How well are your users prepared for modern-day social engineering attacks? If you’re like the majority of management personnel I speak with during our pre-audit consultations you’re wary, but confident that your staff has properly prepared your employees from this threat to your organization.
In response, I routinely explain that it is admirable that you have that kinds of faith in your managers and user base, but based on our statistical averages be prepared for the possibility of a less than ideal result when you receive our audit findings report.
Statistically, the first time we perform a social engineering evaluation on an organization it’s not uncommon for as many as 65% of the users to fail certain areas of the evaluation and provide highly-sensitive data to an unknown party (namely our auditors). Why? For the most part it’s simply human nature to be helpful to someone who is polite, personable, and in need or attempting to do something beneficial for you.
In this article, we’ll discuss one specific scenario used in our social engineering evaluations, where the typical outcome for first-time clients demonstrates a failure rate of nearly 2/3rds of users. These users fail to follow company policy and ultimately divulge sensitive credential information to the auditor. Read on to find out how we did the evaluation and how you can better prepare users for this type of threat.
Even in social engineering evaluations that go very poorly, we commonly discover that users were in fact already told not to give out their user account and password to anyone and they are even told that the IT staff will never legitimately ask you for such information. Users are often told this directly and it’s in most company policy manuals, if the organization has one. Let me just say for the record, this type of basic user training is rarely effective and we prove it routinely.
We commonly prove these facts with a combination of in-person, phone-based and email-based social engineering evaluations as a common part of a comprehensive BAI IT Security Audit. While we have literally dozens of different social engineering evaluation scenarios, here is a set I used on a recent audit:
In-person approach: prior to my arrival on-site to conduct a recent social engineering evaluation, I obtained a company logo for the company in question (easily obtained from website). I used the company logo to create a very basic website for which I created a simple on-line User Satisfaction Survey. In addition, I obtained a business card from a company employee and mocked up one of my own business cards indicating I was an employee in the IT department of the company. Both of these tasks took less than an hour. I entered the building and avoided the front desk check-in and then approached 12 key employees in various departments. I showed them my business card and indicated I was a new “IT guy” and then asked them to fill out our new on-line User Satisfaction Survey. The short of it – 9 people agreed to complete the survey, which included questions about which applications they use and lastly it included a network logon to confirm their identity. From this exercise, we learned their key applications and their logon credentials.

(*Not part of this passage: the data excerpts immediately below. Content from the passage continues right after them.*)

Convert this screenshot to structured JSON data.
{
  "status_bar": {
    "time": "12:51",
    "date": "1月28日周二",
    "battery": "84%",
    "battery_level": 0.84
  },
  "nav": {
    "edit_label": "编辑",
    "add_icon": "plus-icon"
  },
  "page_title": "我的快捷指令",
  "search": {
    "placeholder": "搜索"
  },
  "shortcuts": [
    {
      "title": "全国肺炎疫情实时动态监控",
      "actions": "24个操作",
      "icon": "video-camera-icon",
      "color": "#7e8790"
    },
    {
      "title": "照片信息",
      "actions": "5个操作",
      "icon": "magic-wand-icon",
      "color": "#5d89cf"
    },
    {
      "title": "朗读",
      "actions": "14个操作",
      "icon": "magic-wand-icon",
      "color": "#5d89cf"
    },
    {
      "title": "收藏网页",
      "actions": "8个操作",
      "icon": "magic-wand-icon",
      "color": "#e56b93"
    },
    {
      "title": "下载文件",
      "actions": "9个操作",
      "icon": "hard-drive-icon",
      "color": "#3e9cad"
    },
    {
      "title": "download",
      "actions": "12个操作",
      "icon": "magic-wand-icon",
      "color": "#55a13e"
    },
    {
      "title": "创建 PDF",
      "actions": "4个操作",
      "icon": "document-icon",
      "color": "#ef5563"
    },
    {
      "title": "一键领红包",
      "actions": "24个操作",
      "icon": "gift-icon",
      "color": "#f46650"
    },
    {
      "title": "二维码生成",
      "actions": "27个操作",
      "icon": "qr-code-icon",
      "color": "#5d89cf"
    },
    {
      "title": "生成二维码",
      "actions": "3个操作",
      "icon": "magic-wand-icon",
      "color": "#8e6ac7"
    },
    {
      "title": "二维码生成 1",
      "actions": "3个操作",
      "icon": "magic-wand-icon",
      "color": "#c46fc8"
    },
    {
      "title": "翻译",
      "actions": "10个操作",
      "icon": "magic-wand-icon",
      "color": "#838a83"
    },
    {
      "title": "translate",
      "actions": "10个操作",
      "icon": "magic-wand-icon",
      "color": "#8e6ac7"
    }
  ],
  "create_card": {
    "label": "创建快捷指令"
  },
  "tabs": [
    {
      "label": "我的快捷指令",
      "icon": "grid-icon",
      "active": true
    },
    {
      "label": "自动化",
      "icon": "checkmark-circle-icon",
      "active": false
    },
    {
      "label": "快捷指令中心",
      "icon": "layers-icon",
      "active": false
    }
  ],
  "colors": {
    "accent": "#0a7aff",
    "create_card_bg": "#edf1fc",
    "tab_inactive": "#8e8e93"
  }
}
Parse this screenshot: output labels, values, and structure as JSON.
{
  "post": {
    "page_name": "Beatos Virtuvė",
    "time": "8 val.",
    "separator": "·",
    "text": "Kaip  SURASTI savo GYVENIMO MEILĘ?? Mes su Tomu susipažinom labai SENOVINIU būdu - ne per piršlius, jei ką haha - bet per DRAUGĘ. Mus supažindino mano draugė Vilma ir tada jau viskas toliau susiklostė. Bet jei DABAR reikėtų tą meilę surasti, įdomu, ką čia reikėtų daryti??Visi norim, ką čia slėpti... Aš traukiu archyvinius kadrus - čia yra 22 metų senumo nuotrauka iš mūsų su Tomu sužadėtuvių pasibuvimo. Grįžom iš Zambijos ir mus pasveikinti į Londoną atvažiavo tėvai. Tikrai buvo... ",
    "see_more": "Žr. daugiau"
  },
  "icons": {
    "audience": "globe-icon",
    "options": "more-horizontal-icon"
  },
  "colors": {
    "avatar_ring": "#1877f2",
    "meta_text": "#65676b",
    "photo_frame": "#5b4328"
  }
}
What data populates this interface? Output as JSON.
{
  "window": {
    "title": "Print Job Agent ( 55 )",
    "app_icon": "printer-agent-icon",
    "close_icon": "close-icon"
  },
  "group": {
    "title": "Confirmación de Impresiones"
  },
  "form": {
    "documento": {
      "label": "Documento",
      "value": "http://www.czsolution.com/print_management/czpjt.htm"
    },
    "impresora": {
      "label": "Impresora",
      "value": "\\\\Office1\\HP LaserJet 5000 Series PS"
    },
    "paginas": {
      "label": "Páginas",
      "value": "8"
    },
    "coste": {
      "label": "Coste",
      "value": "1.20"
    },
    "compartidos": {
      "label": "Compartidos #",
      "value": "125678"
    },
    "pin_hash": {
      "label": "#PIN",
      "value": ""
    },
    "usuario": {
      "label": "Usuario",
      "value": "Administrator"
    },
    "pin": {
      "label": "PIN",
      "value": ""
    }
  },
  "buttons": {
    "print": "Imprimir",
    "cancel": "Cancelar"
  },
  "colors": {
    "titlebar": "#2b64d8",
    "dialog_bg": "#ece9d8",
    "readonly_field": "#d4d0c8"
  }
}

Phone-based: utilizing the same User Satisfaction Survey created for the above In-person scenario, we called on 12 key employees, indicated who we were and invited them to fill out our survey. We sweetened the deal with a chance to win an Apple iTouch for everyone who filled out the survey. Out of the 12 employees tested we got 8 that responded and filled out the survey. Since it was also for a chance to win a prize, we noticed that several users actually filled it out multiple times.
Email-based: again, utilizing the same User Satisfaction Survey form, we embedded a link to the survey in a forged email that appeared to come from the internal IT department. This was easily done with freeware software available from the Internet. In short, 6 employees out of 12 filled out the survey and provided us with the same highly sensitive information.
In summary, most organizations believe they have prepared their employee base with existing policies and perhaps even reminders from time to time. However, as we prove on a routine basis, these efforts often fall short of truly educating the employees on all the different methods commonly used by malicious individuals. However, until the organization performs a round of social engineering evaluations which demonstrate the true risks, those responsible in management are often operating with a false sense of security.
These same organizations that do so poorly in the first round of testing routinely utilizing the results to generate a new sense of awareness regarding these risks and very frequently are able to significantly reduce the failure rate on subsequent evaluations. Of course, the evaluation process varies from audit to audit, so the improved results are representative of the elevated awareness initiated from the audit results.